The little white box with its infinite capacity has few boundaries, few rules, no capacity boundaries. It is a hungry beast, sucking up whatever you can pour into it.

The internet is an endless beast, giving you the illusion of infinity.

Its depth is unfathomable. Its content floats briefly, in the shining light of whatever sun you can reflect onto it, before it becomes water-soaked. Then, sodden, it sinks below the surface, hovering slightly, before gently, silently, sinking away into the blackness beneath. Occasionally, an enterprising fisherman with a well-honed hook, a specific type of net, will come along and catch what you wrote, and bring it back to the surface. Then, having smiled at it briefly, will let it go, where it will again sink back into the infinite depths.

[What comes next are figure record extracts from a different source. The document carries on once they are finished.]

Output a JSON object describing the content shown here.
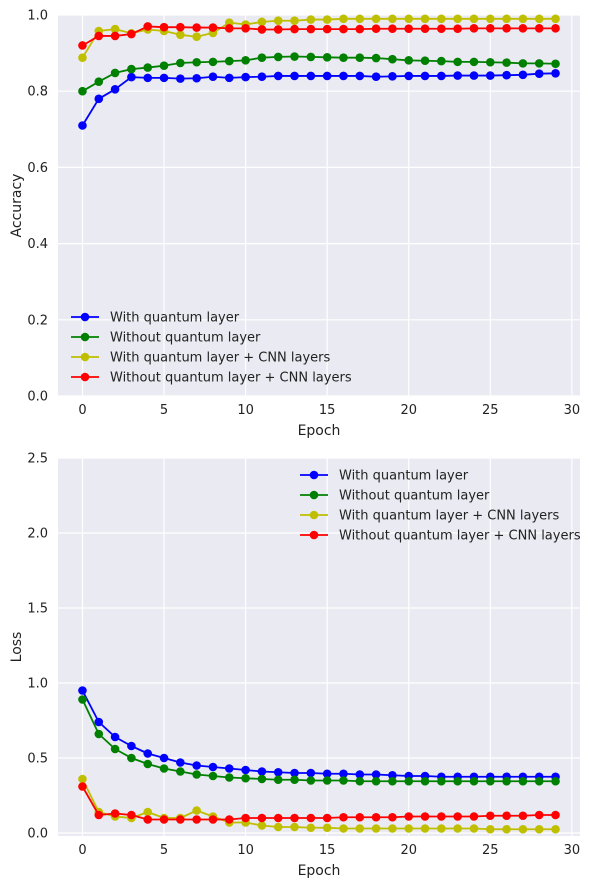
{
  "chart_data": [
    {
      "type": "line",
      "xlabel": "Epoch",
      "ylabel": "Accuracy",
      "xlim": [
        -1.5,
        30.5
      ],
      "ylim": [
        0.0,
        1.0
      ],
      "xticks": [
        0,
        5,
        10,
        15,
        20,
        25,
        30
      ],
      "yticks": [
        0.0,
        0.2,
        0.4,
        0.6,
        0.8,
        1.0
      ],
      "ytick_labels": [
        "0.0",
        "0.2",
        "0.4",
        "0.6",
        "0.8",
        "1.0"
      ],
      "grid": true,
      "legend_position": "lower-left",
      "x": [
        0,
        1,
        2,
        3,
        4,
        5,
        6,
        7,
        8,
        9,
        10,
        11,
        12,
        13,
        14,
        15,
        16,
        17,
        18,
        19,
        20,
        21,
        22,
        23,
        24,
        25,
        26,
        27,
        28,
        29
      ],
      "series": [
        {
          "name": "With quantum layer",
          "color": "#0000ff",
          "values": [
            0.71,
            0.78,
            0.805,
            0.837,
            0.835,
            0.835,
            0.833,
            0.834,
            0.838,
            0.835,
            0.837,
            0.838,
            0.84,
            0.84,
            0.84,
            0.84,
            0.84,
            0.84,
            0.838,
            0.839,
            0.84,
            0.84,
            0.84,
            0.841,
            0.841,
            0.841,
            0.842,
            0.843,
            0.846,
            0.847
          ]
        },
        {
          "name": "Without quantum layer",
          "color": "#008000",
          "values": [
            0.8,
            0.825,
            0.848,
            0.858,
            0.862,
            0.867,
            0.874,
            0.876,
            0.877,
            0.879,
            0.881,
            0.888,
            0.89,
            0.891,
            0.89,
            0.889,
            0.888,
            0.888,
            0.887,
            0.884,
            0.881,
            0.88,
            0.879,
            0.877,
            0.877,
            0.876,
            0.875,
            0.873,
            0.873,
            0.872
          ]
        },
        {
          "name": "With quantum layer + CNN layers",
          "color": "#bfbf00",
          "values": [
            0.888,
            0.958,
            0.963,
            0.952,
            0.962,
            0.958,
            0.948,
            0.943,
            0.953,
            0.98,
            0.975,
            0.982,
            0.985,
            0.985,
            0.988,
            0.988,
            0.99,
            0.99,
            0.99,
            0.99,
            0.99,
            0.99,
            0.99,
            0.99,
            0.99,
            0.99,
            0.99,
            0.99,
            0.99,
            0.99
          ]
        },
        {
          "name": "Without quantum layer + CNN layers",
          "color": "#ff0000",
          "values": [
            0.92,
            0.945,
            0.945,
            0.95,
            0.97,
            0.968,
            0.968,
            0.967,
            0.967,
            0.965,
            0.965,
            0.962,
            0.962,
            0.963,
            0.963,
            0.963,
            0.963,
            0.963,
            0.964,
            0.964,
            0.964,
            0.964,
            0.964,
            0.964,
            0.965,
            0.965,
            0.965,
            0.965,
            0.965,
            0.965
          ]
        }
      ]
    },
    {
      "type": "line",
      "xlabel": "Epoch",
      "ylabel": "Loss",
      "xlim": [
        -1.5,
        30.5
      ],
      "ylim": [
        -0.02,
        2.5
      ],
      "xticks": [
        0,
        5,
        10,
        15,
        20,
        25,
        30
      ],
      "yticks": [
        0.0,
        0.5,
        1.0,
        1.5,
        2.0,
        2.5
      ],
      "ytick_labels": [
        "0.0",
        "0.5",
        "1.0",
        "1.5",
        "2.0",
        "2.5"
      ],
      "grid": true,
      "legend_position": "upper-right",
      "x": [
        0,
        1,
        2,
        3,
        4,
        5,
        6,
        7,
        8,
        9,
        10,
        11,
        12,
        13,
        14,
        15,
        16,
        17,
        18,
        19,
        20,
        21,
        22,
        23,
        24,
        25,
        26,
        27,
        28,
        29
      ],
      "series": [
        {
          "name": "With quantum layer",
          "color": "#0000ff",
          "values": [
            0.95,
            0.74,
            0.64,
            0.58,
            0.53,
            0.5,
            0.47,
            0.45,
            0.44,
            0.43,
            0.42,
            0.41,
            0.405,
            0.4,
            0.4,
            0.395,
            0.395,
            0.39,
            0.39,
            0.385,
            0.38,
            0.38,
            0.375,
            0.375,
            0.375,
            0.375,
            0.375,
            0.375,
            0.375,
            0.375
          ]
        },
        {
          "name": "Without quantum layer",
          "color": "#008000",
          "values": [
            0.89,
            0.66,
            0.56,
            0.5,
            0.46,
            0.43,
            0.41,
            0.39,
            0.38,
            0.37,
            0.365,
            0.36,
            0.355,
            0.355,
            0.35,
            0.35,
            0.35,
            0.345,
            0.345,
            0.345,
            0.345,
            0.345,
            0.345,
            0.345,
            0.345,
            0.345,
            0.345,
            0.345,
            0.345,
            0.345
          ]
        },
        {
          "name": "With quantum layer + CNN layers",
          "color": "#bfbf00",
          "values": [
            0.36,
            0.14,
            0.11,
            0.1,
            0.14,
            0.1,
            0.1,
            0.15,
            0.11,
            0.07,
            0.07,
            0.05,
            0.04,
            0.04,
            0.035,
            0.035,
            0.03,
            0.03,
            0.03,
            0.03,
            0.03,
            0.03,
            0.03,
            0.03,
            0.03,
            0.025,
            0.025,
            0.025,
            0.025,
            0.025
          ]
        },
        {
          "name": "Without quantum layer + CNN layers",
          "color": "#ff0000",
          "values": [
            0.31,
            0.12,
            0.13,
            0.12,
            0.09,
            0.09,
            0.09,
            0.09,
            0.09,
            0.09,
            0.1,
            0.1,
            0.1,
            0.1,
            0.1,
            0.1,
            0.105,
            0.105,
            0.105,
            0.105,
            0.11,
            0.11,
            0.11,
            0.11,
            0.11,
            0.115,
            0.115,
            0.115,
            0.12,
            0.12
          ]
        }
      ]
    }
  ]
}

The internet seems like it has no boundaries. An ocean that touches all lands, the people in the lands valiantly try to sift out the bits and pieces they don’t want being found by their fishermen. They put deep-sea nets in place, hoping to catch whatever it is they wish to catch. But if you’re an enterprising fisherman, you know the waters to travel to, know the nets to use to catch it, and can bring it to the surface, smile at it, and let it go.

Working in a digital environment gives you the illusion of infinite space, of infinite time. Its paradox is that because everything sinks into the dark, deep, murky chasms underneath, it makes you feel like there isn’t time enough.

More, more, more, more, more.

Faster, faster, faster, faster, faster.

As often as you can. And then, more often again.

Its infinite feel, touch, taste, gives you the sensation that it is like air. All around you. Invigorating.

Free.

If your blank ‘piece of paper’ could only ever hold 1000 words and cost you $56 per piece, would you say everything or only what you needed to say?

If your ‘white box’ didn’t scroll forever, would you use your language more carefully, refusing to bloat the world with meaninglessness and sloppy thinking?

If your workplace didn’t have endless capacity for email, or online messages, or website content, what would you do differently?

If you read material in print, what would it do to your valuation of that material?

Bloat isn’t the only problem when you are faced with infinity. It’s how it defines the relationship you have with what you’ve got.